Traveling With Adult Siblings

Ah, my favorite type of family trip. Being the eldest of five kids means I have a plethora of destinations to choose from when I feel like visiting a sibling: Alaska, Idaho, Washington D.C., or Montana.

Gather your family around to re-discover your roots, shared quirks from being raised by the same couple, and laugh as your mom tries to take a picture of you and your sisters on a smartphone.

Tips For a Successful Family Trip

Give Your Schedule Air

When you bring adult siblings together, you’re bringing multiple worlds — and personal schedules — together. Give yourself plenty of room for flexibility and spontaneous chats on the deck with cold beers. The best plan is a loose plan.

Patience and Flexibility

This isn’t your childhood reborn.

This isn’t a second chance at being a kid.

Naw, this trip is about reconnecting or solidifying your relationships with your siblings and family as an adult. It won’t look like something you’ve done before. Have some patience and flexibility to allow relationships to unfold and blossom without expectations. It might take a while to peel open your little brother and find out what’s really ticking under his shell. Resist the urge to push his buttons. Instead make memories in the time you have.

Cook To Share Your Life

Food is a peek into someone’s life. When you’re a kid at home, meal times are planned by your parents. When you’re an adult on your own, suddenly feeding yourself is your responsibility. So, you build up a repertoire of go-to recipes.

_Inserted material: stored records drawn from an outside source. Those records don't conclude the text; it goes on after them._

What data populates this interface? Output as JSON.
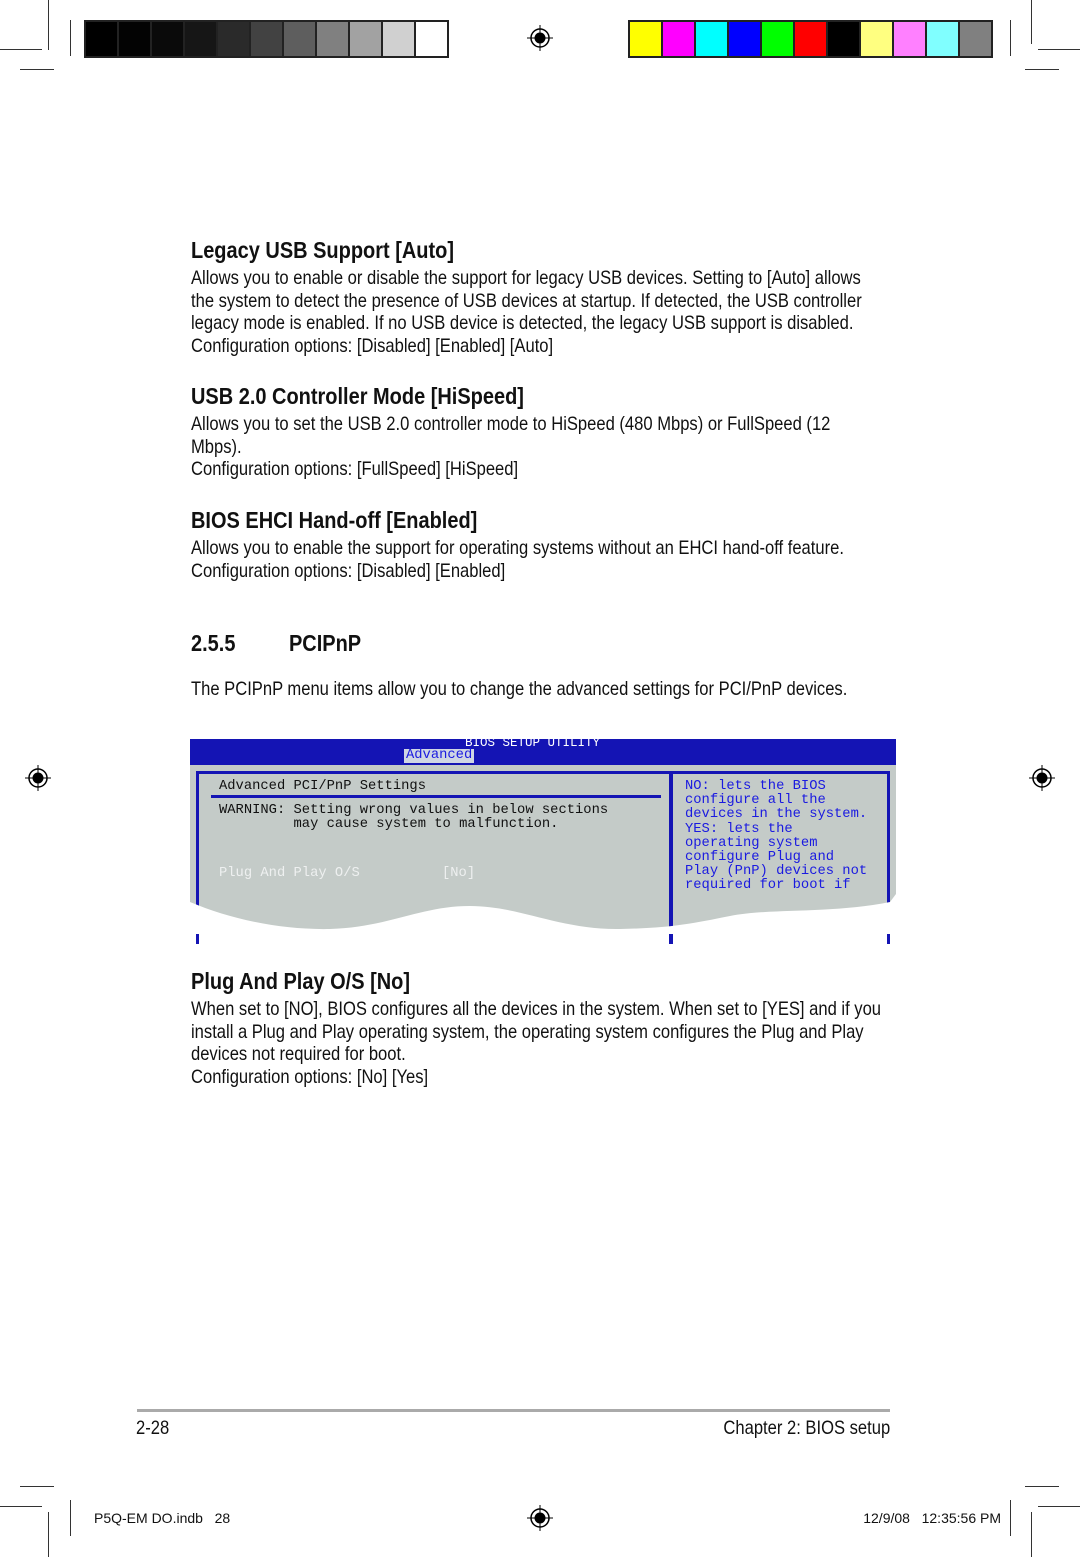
{
  "color_bars": {
    "gray": [
      "#000000",
      "#030303",
      "#0a0a0a",
      "#161616",
      "#2a2a2a",
      "#424242",
      "#5e5e5e",
      "#808080",
      "#a2a2a2",
      "#d0d0d0",
      "#ffffff"
    ],
    "color": [
      "#ffff00",
      "#ff00ff",
      "#00ffff",
      "#0000ff",
      "#00ff00",
      "#ff0000",
      "#000000",
      "#ffff80",
      "#ff80ff",
      "#80ffff",
      "#808080"
    ]
  },
  "sections": [
    {
      "title": "Legacy USB Support [Auto]",
      "body": [
        "Allows you to enable or disable the support for legacy USB devices. Setting to [Auto] allows the system to detect the presence of USB devices at startup. If detected, the USB controller legacy mode is enabled. If no USB device is detected, the legacy USB support is disabled.",
        "Configuration options: [Disabled] [Enabled] [Auto]"
      ]
    },
    {
      "title": "USB 2.0 Controller Mode [HiSpeed]",
      "body": [
        "Allows you to set the USB 2.0 controller mode to HiSpeed (480 Mbps) or FullSpeed (12 Mbps).",
        "Configuration options: [FullSpeed] [HiSpeed]"
      ]
    },
    {
      "title": "BIOS EHCI Hand-off [Enabled]",
      "body": [
        "Allows you to enable the support for operating systems without an EHCI hand-off feature.",
        "Configuration options: [Disabled] [Enabled]"
      ]
    }
  ],
  "subsection": {
    "number": "2.5.5",
    "title": "PCIPnP",
    "intro": "The PCIPnP menu items allow you to change the advanced settings for PCI/PnP devices."
  },
  "bios": {
    "title": "BIOS SETUP UTILITY",
    "tab": "Advanced",
    "panel_title": "Advanced PCI/PnP Settings",
    "warning": "WARNING: Setting wrong values in below sections\n         may cause system to malfunction.",
    "item_label": "Plug And Play O/S",
    "item_value": "[No]",
    "help": "NO: lets the BIOS\nconfigure all the\ndevices in the system.\nYES: lets the\noperating system\nconfigure Plug and\nPlay (PnP) devices not\nrequired for boot if",
    "colors": {
      "blue": "#1414b4",
      "panel": "#c4cbc8",
      "help_text": "#1a1ae0"
    }
  },
  "plug": {
    "title": "Plug And Play O/S [No]",
    "body": [
      "When set to [NO], BIOS configures all the devices in the system. When set to [YES] and if you install a Plug and Play operating system, the operating system configures the Plug and Play devices not required for boot.",
      "Configuration options: [No] [Yes]"
    ]
  },
  "footer": {
    "page": "2-28",
    "chapter": "Chapter 2: BIOS setup"
  },
  "slug": {
    "file": "P5Q-EM DO.indb   28",
    "date": "12/9/08   12:35:56 PM"
  }
}
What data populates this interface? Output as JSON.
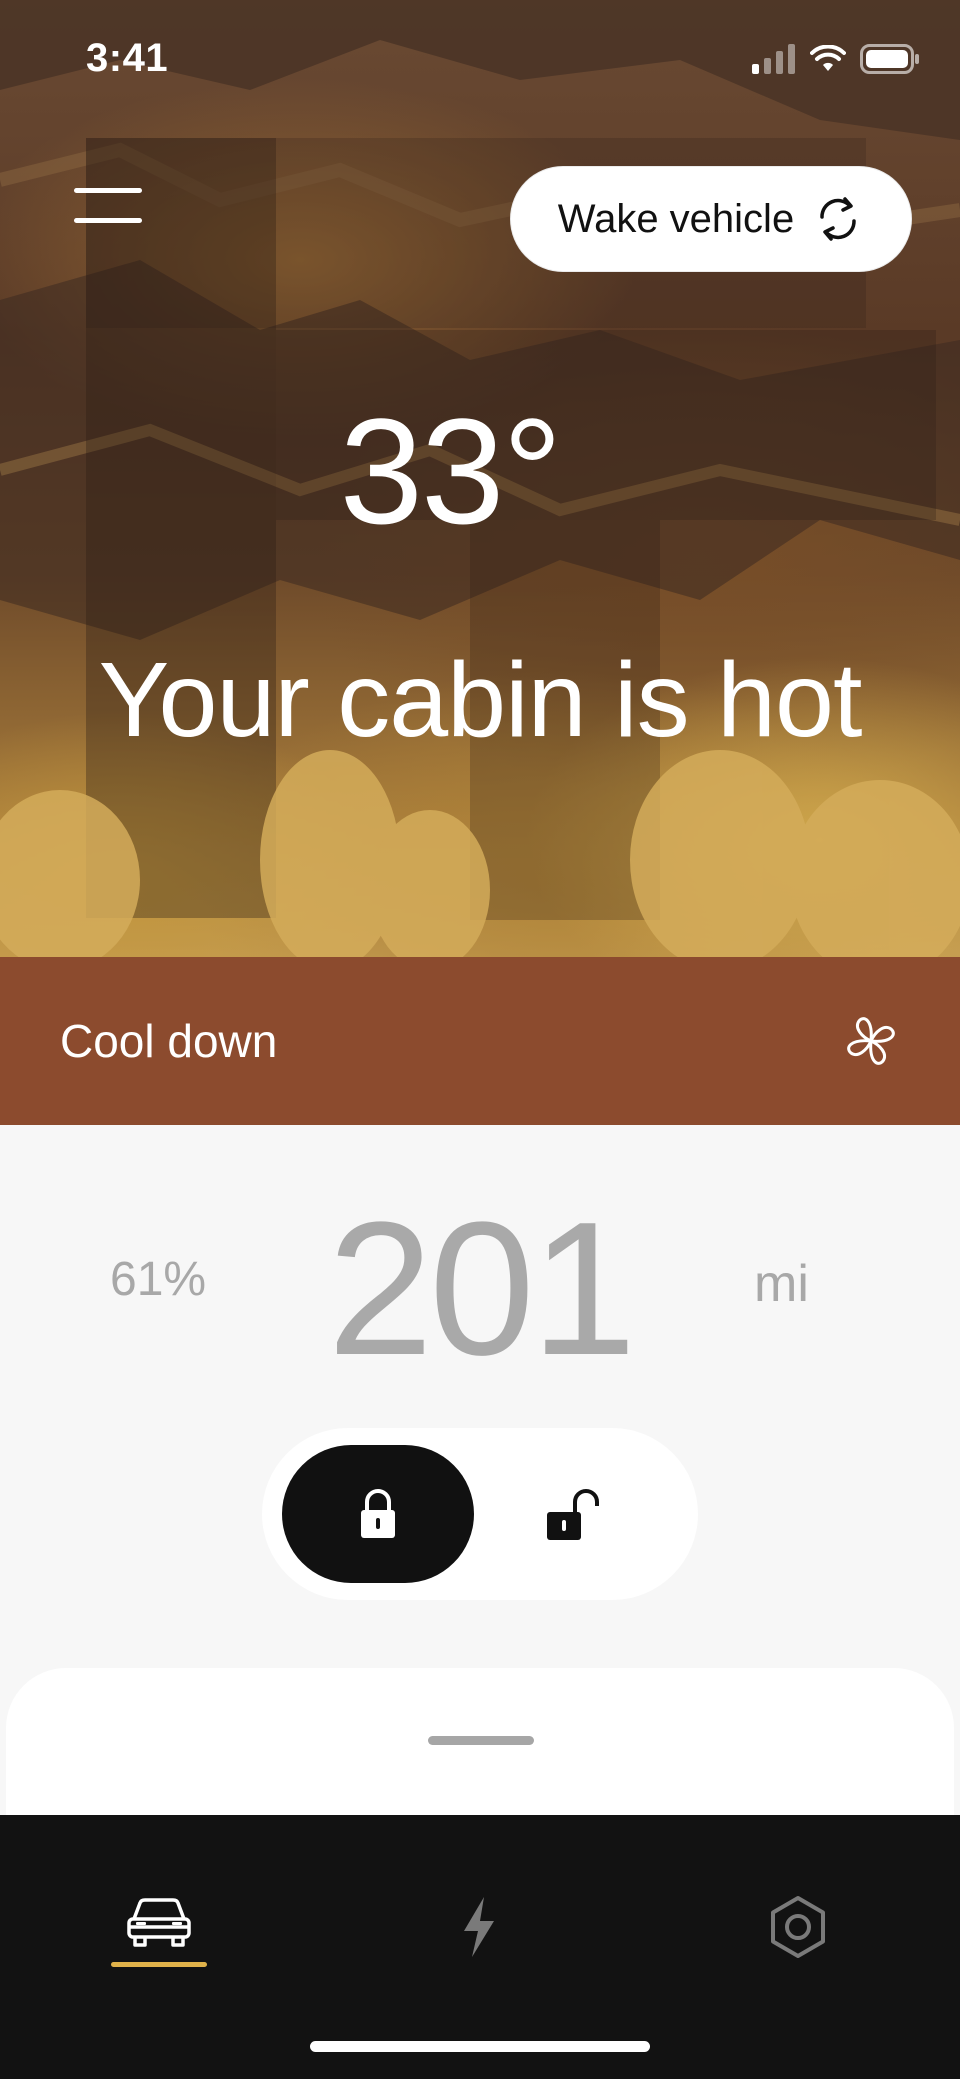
{
  "status_bar": {
    "time": "3:41",
    "icons": [
      "cellular-signal-icon",
      "wifi-icon",
      "battery-icon"
    ]
  },
  "header": {
    "menu_icon": "hamburger-menu-icon",
    "wake_button": {
      "label": "Wake vehicle",
      "icon": "refresh-cycle-icon"
    }
  },
  "climate": {
    "temperature": "33°",
    "message": "Your cabin is hot",
    "action": {
      "label": "Cool down",
      "icon": "fan-icon"
    }
  },
  "range": {
    "battery_percent": "61%",
    "value": "201",
    "unit": "mi"
  },
  "lock_control": {
    "state": "locked",
    "options": [
      "lock",
      "unlock"
    ]
  },
  "tabs": [
    {
      "name": "vehicle",
      "icon": "car-icon",
      "active": true
    },
    {
      "name": "charging",
      "icon": "lightning-bolt-icon",
      "active": false
    },
    {
      "name": "settings",
      "icon": "hexagon-nut-icon",
      "active": false
    }
  ],
  "colors": {
    "accent_bar": "#8c4b2e",
    "active_tab_indicator": "#e0b24a",
    "tabbar_bg": "#121212",
    "range_text": "#a9a9a9"
  }
}
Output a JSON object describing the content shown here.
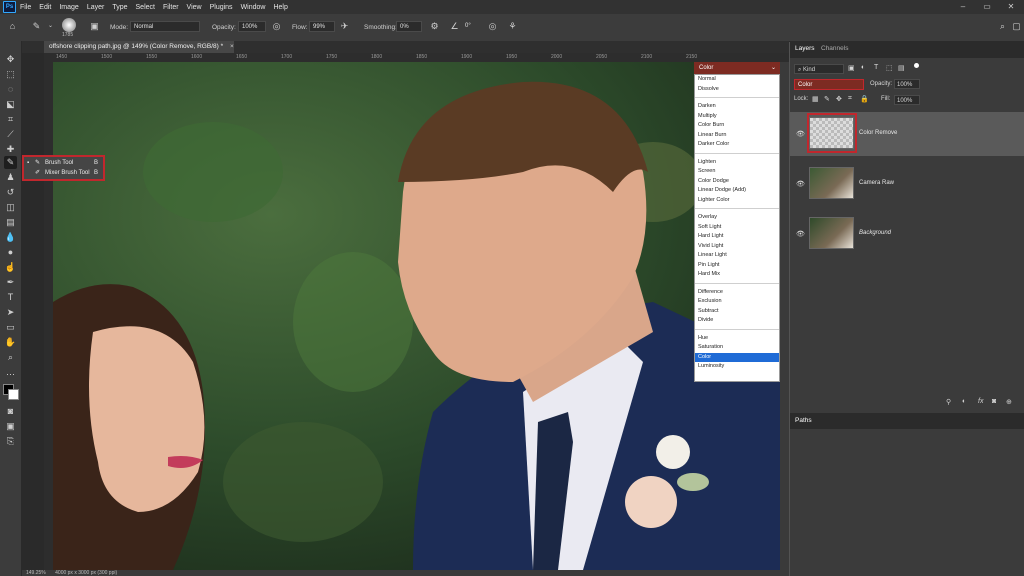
{
  "menu": {
    "logo": "Ps",
    "items": [
      "File",
      "Edit",
      "Image",
      "Layer",
      "Type",
      "Select",
      "Filter",
      "View",
      "Plugins",
      "Window",
      "Help"
    ]
  },
  "options": {
    "brush_size": "1785",
    "mode_label": "Mode:",
    "mode_value": "Normal",
    "opacity_label": "Opacity:",
    "opacity_value": "100%",
    "flow_label": "Flow:",
    "flow_value": "99%",
    "smoothing_label": "Smoothing:",
    "smoothing_value": "0%",
    "angle_value": "0°"
  },
  "document": {
    "tab_title": "offshore clipping path.jpg @ 149% (Color Remove, RGB/8) *",
    "tab_close": "×",
    "ruler_marks": [
      "1450",
      "1500",
      "1550",
      "1600",
      "1650",
      "1700",
      "1750",
      "1800",
      "1850",
      "1900",
      "1950",
      "2000",
      "2050",
      "2100",
      "2150"
    ],
    "status_zoom": "149.25%",
    "status_info": "4000 px x 3000 px (300 ppi)"
  },
  "flyout": {
    "items": [
      {
        "label": "Brush Tool",
        "shortcut": "B"
      },
      {
        "label": "Mixer Brush Tool",
        "shortcut": "B"
      }
    ]
  },
  "blend": {
    "current": "Color",
    "groups": [
      [
        "Normal",
        "Dissolve"
      ],
      [
        "Darken",
        "Multiply",
        "Color Burn",
        "Linear Burn",
        "Darker Color"
      ],
      [
        "Lighten",
        "Screen",
        "Color Dodge",
        "Linear Dodge (Add)",
        "Lighter Color"
      ],
      [
        "Overlay",
        "Soft Light",
        "Hard Light",
        "Vivid Light",
        "Linear Light",
        "Pin Light",
        "Hard Mix"
      ],
      [
        "Difference",
        "Exclusion",
        "Subtract",
        "Divide"
      ],
      [
        "Hue",
        "Saturation",
        "Color",
        "Luminosity"
      ]
    ],
    "selected": "Color"
  },
  "layers_panel": {
    "tabs": [
      "Layers",
      "Channels"
    ],
    "filter_kind": "Kind",
    "blend_value": "Color",
    "opacity_label": "Opacity:",
    "opacity_value": "100%",
    "lock_label": "Lock:",
    "fill_label": "Fill:",
    "fill_value": "100%",
    "layers": [
      {
        "name": "Color Remove",
        "selected": true
      },
      {
        "name": "Camera Raw",
        "selected": false
      },
      {
        "name": "Background",
        "selected": false
      }
    ],
    "footer_icons": [
      "link-icon",
      "fx-icon",
      "mask-icon",
      "adjustment-icon",
      "group-icon",
      "new-layer-icon",
      "trash-icon"
    ]
  },
  "paths_panel": {
    "title": "Paths"
  },
  "colors": {
    "accent_red": "#c1272d",
    "selection_blue": "#1f6bd6"
  }
}
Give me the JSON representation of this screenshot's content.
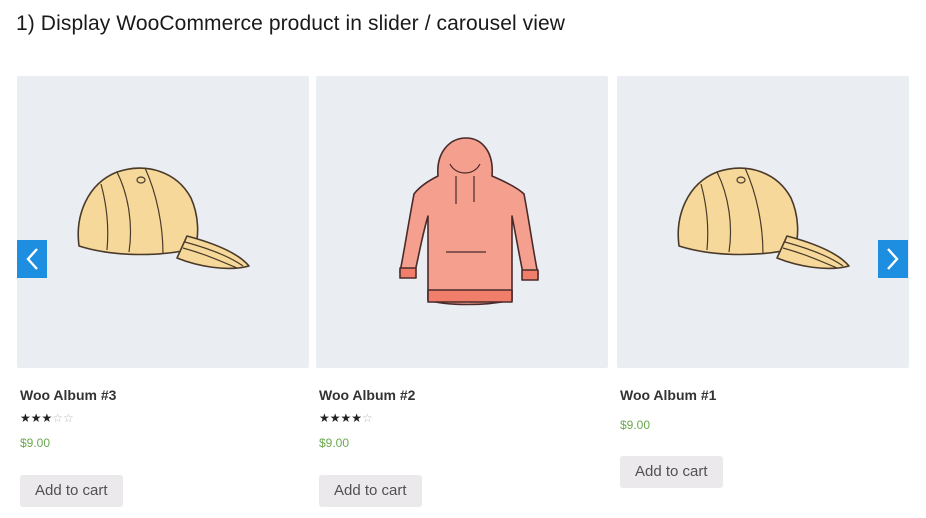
{
  "heading": "1) Display WooCommerce product in slider / carousel view",
  "colors": {
    "accent": "#1e8fe0",
    "price": "#6aa84f",
    "image_bg": "#eaeef3",
    "button_bg": "#ebe9eb"
  },
  "products": [
    {
      "title": "Woo Album #3",
      "image": "cap-icon",
      "rating": 3,
      "rating_max": 5,
      "price": "$9.00",
      "button": "Add to cart"
    },
    {
      "title": "Woo Album #2",
      "image": "hoodie-icon",
      "rating": 4,
      "rating_max": 5,
      "price": "$9.00",
      "button": "Add to cart"
    },
    {
      "title": "Woo Album #1",
      "image": "cap-icon",
      "rating": 0,
      "rating_max": 5,
      "price": "$9.00",
      "button": "Add to cart"
    }
  ],
  "navigation": {
    "prev_icon": "chevron-left-icon",
    "next_icon": "chevron-right-icon"
  }
}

Those recipes represent your life. The oven-baked chicken you make on nights where you can barely string two thoughts together. Or, the elaborate cowboy spaghetti for Friday movie nights. Open up your life to your family on this trip and make them a meal they’ll talk about for years to come.

Packing List

  • Playing cards
  • Music (i.e. iPod or smart phone) with headphones
  • Journal to record travel adventures
  • Recipe to cook (if sharing a rented house)

Family Travel Ideas

  • Rent a house in a gorgeous location: Find a house large enough to host your entire family and spend a weekend reconnecting and tickling nieces and nephews.
  • Austin, Texas: A killer town with amazing BBQ, beer, and live music. You can’t go wrong with good ole Texas.
  • Arizona or Florida baseball spring training: Catch a slew of baseball games, chilling with your sibs and a cold brew.


Traveling as a family is a time-tested method of making new memories and exploring the world together. Whether you have young kids or connect up with adult siblings, traveling is a perfect arena. Taken out of your normal routines and rhythms, your brain catches small details to cement into lasting memories.

And isn’t that what life is about?

Best tips for great family trips:

  • Patience and flexibility: cut some slack and loosen up.
  • Pack snacks to avoid the hangries.
  • Baby wipes, credit card, ID and phone — must-haves for any family trip.
  • Low expectations and a positive attitude for a go-easy vibe.